A breakfast was held at Belfast Metropolitan College's Springfield campus where those following the election could watch Obama giving his victory speech on the big screen.
The event was held in partnership with the US Consulate and was attended by the US Consul General Gregory Burton.
"It's been a wonderful event, we've had lots of people come to join us to celebrate the democracy - the crowning day of democracy being election day," he said.
He said that among the many hot topics, Northern Ireland will be on the register for the American leader.
We've got a very strong relationship - political, economic and people-to-people - between the United States and Northern Ireland and we'll continue to build on that.
US Consul General Gregory Burton
He added: "There's been a strong policy direction that way from the Obama administration. I don't see any reason why they won't continue that in the second Obama administration."
He noted strong European support for Obama, who won by a majority after he took swing states Ohio and Virginia, but the consul said that the result wasn't just down to a personality contest.
"I think anytime you are dealing with the election of an American president, it's a combination of personal appeal and the policy appeal, but certainly I wouldn't underestimate the importance of the policies that candidates were promoting," he said.
Also at the event was Ulster Scots author Alister McReynolds who said that, historically, a democrat in the Oval Office was a positive thing for Northern Ireland.
"When we think back to the Clintons ... The traditional presidential attitude before the Clintons was to say: 'That's somebody else's problem or we don't get involved'.
"Clinton took chances and did get involved. The situation has moved on and we're on the cusp of the peace process, and certainly Obama has shown an interest in his Irish roots. It was worthwhile in his first term in office to visit Ireland.
"I think that (Romney) was going to be that candidate that looked in and looked at the American economy, whereas I think Obama is probably stronger in foreign policy and looking beyond America's shores."
Mr Reynolds said there was the possibility of a NI visit from Obama building on his trip to the Republic.
"He said that these four years are about building on the first four years. So it would be nice if he would include Northern Ireland in any new round of global thinking," he said.
"He would find a workforce here that was very receptive, because I think people here are very grateful to America and the part that it played in the peace process."
Northern Ireland politicians have passed on their congratulations to the President, including the First and deputy First Ministers.
"We congratulate President Obama on his re-election," DUP leader Peter Robinson and Sinn Féin's Martin McGuinness said.
"As part of his previous term, we were fortunate to receive considerable support from President Obama and Secretary of State Clinton. We look forward to further developing this relationship."

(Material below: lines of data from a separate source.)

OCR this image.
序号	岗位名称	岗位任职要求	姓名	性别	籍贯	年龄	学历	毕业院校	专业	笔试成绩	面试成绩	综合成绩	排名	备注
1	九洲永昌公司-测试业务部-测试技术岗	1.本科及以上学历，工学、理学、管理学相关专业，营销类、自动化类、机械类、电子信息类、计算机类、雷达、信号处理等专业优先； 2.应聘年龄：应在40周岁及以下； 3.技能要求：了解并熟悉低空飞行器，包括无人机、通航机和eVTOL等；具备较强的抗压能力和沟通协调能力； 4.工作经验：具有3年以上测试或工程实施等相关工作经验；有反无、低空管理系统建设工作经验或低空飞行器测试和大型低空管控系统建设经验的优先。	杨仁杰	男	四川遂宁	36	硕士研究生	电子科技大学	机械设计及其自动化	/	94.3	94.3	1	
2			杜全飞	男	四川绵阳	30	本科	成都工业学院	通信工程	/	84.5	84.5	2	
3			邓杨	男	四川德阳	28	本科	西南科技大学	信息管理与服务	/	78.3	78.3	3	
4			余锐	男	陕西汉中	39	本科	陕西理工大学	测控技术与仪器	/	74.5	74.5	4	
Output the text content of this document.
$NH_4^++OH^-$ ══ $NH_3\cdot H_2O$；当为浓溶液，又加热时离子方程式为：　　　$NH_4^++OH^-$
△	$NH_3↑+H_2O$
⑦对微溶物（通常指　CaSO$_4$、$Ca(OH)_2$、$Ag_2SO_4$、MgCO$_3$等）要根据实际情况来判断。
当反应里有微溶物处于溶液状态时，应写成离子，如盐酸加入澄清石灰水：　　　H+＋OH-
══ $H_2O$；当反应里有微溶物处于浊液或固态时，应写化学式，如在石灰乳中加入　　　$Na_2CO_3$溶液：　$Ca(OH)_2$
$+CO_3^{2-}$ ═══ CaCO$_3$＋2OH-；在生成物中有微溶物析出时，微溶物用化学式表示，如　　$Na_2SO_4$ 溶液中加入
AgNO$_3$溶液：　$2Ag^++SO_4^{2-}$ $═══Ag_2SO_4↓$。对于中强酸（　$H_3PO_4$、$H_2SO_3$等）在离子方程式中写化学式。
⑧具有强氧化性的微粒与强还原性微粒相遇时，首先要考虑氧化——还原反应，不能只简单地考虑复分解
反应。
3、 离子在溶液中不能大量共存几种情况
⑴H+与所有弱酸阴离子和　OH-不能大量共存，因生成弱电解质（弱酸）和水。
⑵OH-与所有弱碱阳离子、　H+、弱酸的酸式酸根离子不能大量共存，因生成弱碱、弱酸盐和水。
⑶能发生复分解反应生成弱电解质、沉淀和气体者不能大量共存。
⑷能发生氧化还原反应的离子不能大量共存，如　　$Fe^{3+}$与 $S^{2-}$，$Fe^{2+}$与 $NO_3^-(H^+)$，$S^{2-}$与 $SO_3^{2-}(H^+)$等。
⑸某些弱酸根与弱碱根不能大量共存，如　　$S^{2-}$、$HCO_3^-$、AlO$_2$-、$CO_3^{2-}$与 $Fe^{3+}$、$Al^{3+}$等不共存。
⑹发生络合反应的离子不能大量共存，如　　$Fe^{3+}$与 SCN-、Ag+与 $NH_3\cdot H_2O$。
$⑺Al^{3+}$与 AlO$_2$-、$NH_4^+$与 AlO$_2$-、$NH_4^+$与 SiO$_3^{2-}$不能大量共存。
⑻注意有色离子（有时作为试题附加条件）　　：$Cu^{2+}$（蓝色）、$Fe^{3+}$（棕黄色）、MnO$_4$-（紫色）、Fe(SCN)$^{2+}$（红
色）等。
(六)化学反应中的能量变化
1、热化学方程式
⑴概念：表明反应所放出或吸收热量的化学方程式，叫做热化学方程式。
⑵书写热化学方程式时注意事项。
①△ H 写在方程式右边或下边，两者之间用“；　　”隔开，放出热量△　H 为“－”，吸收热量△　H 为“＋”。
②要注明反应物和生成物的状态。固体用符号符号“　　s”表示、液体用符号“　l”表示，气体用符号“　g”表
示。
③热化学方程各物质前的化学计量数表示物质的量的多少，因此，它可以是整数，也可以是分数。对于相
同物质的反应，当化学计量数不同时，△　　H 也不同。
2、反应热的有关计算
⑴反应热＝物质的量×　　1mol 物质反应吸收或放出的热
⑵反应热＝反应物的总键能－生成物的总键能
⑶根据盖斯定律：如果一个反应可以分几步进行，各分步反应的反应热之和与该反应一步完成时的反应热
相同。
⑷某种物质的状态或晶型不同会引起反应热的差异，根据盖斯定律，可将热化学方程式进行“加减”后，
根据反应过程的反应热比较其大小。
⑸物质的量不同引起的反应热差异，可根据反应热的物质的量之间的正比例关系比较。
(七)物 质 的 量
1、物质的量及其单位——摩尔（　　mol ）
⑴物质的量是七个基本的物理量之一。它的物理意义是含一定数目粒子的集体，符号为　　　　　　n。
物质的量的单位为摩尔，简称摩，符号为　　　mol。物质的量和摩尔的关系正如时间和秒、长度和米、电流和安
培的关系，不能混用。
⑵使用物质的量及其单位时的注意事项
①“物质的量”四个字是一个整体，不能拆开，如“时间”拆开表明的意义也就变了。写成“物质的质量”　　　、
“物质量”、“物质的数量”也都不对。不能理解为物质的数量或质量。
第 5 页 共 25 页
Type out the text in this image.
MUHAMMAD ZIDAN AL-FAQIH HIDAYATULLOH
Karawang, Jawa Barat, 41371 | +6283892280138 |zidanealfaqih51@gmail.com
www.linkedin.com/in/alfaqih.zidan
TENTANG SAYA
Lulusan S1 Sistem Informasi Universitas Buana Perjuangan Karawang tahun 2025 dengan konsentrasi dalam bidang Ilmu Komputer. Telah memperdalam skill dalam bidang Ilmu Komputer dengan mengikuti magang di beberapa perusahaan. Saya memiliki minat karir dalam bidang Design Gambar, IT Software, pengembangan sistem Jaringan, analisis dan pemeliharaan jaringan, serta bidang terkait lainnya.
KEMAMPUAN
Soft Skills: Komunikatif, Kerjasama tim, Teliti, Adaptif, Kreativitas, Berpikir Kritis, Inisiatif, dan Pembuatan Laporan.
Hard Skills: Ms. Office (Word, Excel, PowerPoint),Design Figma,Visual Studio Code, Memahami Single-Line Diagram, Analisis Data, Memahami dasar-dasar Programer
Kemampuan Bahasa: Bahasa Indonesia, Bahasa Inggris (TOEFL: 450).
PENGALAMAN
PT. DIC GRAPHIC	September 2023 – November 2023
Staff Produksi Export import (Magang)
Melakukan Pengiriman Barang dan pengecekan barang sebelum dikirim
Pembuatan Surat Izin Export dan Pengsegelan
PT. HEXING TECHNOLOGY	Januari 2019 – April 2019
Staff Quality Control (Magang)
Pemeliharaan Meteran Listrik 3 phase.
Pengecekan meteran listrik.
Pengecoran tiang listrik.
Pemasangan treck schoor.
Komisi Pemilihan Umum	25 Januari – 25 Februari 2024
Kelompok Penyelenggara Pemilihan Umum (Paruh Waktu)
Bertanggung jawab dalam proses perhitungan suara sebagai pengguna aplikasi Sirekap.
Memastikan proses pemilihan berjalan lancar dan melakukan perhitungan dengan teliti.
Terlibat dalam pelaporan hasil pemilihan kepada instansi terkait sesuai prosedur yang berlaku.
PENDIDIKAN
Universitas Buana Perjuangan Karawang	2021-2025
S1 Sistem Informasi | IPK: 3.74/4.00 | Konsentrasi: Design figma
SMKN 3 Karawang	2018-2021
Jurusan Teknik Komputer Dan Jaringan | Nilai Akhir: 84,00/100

The American administration has always been a strong supporter of the peace and political process and we do not underestimate the positive role it has played over recent years.
Peter Robinson & Martin McGuinness
The Stormont leaders added: "We look forward to building upon already established strong business, cultural and government links with the USA.
"We wish President Obama, and the First Lady, every success as he begins his second term of office."
Alliance leader David Ford also wished Mr Obama well on his second term in office.
"It is with great pleasure that I welcome President Obama's re-election. America has again sent a message that they want a leader who wants to unite people both in their country and around the world," he said.
"His election four years ago was a watershed moment in American politics, the effect of which was felt across the world. I hope that with this second mandate that he will be able to further deliver on his liberal policies on foreign affairs, environmental protection, energy and equality for all.
"His visit to the Republic of Ireland was very successful where he was able to pass on his message of hope and change, so I hope during his second term in office he will be able to visit Northern Ireland."
During his 2011 visit to the Republic, President Obama acknowledged his ancestoral roots with a visit to Moneygall.
He later introduced himself to cheering crowds in Dublin as "Barack Obama ... of the Moneygall O'Bamas" and paid tribute to the strong links between Ireland and America.
"Irish signitures are on our founding documents ... There's always been a little green behind the red, white and blue," he said at the time.
In Chicago on Wednesday, President Obama, his wife Michelle and their daughters Malia and Sasha, strode to a lectern at his campaign headquarters, to the sounds of Stevie Wonder's song, 'Signed, Sealed, Delivered, I'm Yours'.
Looking visibly relieved after many long weeks of hard campaigning, the president looked on as the chant "Four more years, four more years!" resounded across the room.
His victory speech lasted for almost 25 minutes, but one message underlined his every word: "The best is yet to come, but we have more work to do."
Republican rival Mitt Romney earlier conceded defeat, phoning the president to congratulate him on his victory.
He told his supporters he and running mate Paul Ryan had "given our all" to the campaign and said he wished his Democrat opponent well.